Me gustaba el coche de Wayne. Era italiano, o sea, elegante, pero con ocho años ya, por lo que no resultaba ostentoso. Y negro, el único color adecuado para un coche. No encuentro qué sentido tienen los demás llamados «colores». No es más que un complot para que bajemos el ritmo. Piensa en todo el tiempo que se pierde dudando entre un coche rojo y uno plateado. Si yo gobernara el mundo, mi primera medida como déspota sería declarar ilegales los coches que no fueran negros.
—Por tanto, si su coche sigue aquí y Wayne se ha largado voluntariamente, existe una gran posibilidad de que lo haya hecho en taxi. —El alma se me cayó a los pies cuando pensé en el tremendo tedio de tener que dar jabón a los controladores de las docenas de compañías de taxi de Dublín para intentar sonsacarles la información de sus carreras.

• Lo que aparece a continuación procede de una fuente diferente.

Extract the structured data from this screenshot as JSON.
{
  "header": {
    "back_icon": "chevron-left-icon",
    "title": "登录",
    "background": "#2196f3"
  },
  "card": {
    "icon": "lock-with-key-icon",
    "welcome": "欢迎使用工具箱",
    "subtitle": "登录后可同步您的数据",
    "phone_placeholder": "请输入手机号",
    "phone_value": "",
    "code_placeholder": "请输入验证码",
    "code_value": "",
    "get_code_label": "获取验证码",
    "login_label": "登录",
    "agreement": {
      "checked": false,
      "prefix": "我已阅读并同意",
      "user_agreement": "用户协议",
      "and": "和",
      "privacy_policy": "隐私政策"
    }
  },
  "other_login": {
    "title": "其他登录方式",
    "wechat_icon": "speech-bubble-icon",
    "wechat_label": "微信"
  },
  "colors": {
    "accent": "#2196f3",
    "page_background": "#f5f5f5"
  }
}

—A menos que... —Esta posibilidad se me antojaba, por otro lado, aún más desagradable—. A menos que se marchara en autobús o en el Dart. Wayne es dado a utilizar el transporte público.
—¿Cómo lo sabes?
—Lo ignoro. Simplemente lo sé. —Y eso significaba que estaba empezando a meterme en la cabeza de Wayne.
Jay me miró con admiración.
—¿Lo ves? Sabía que eras la persona idónea para el trabajo.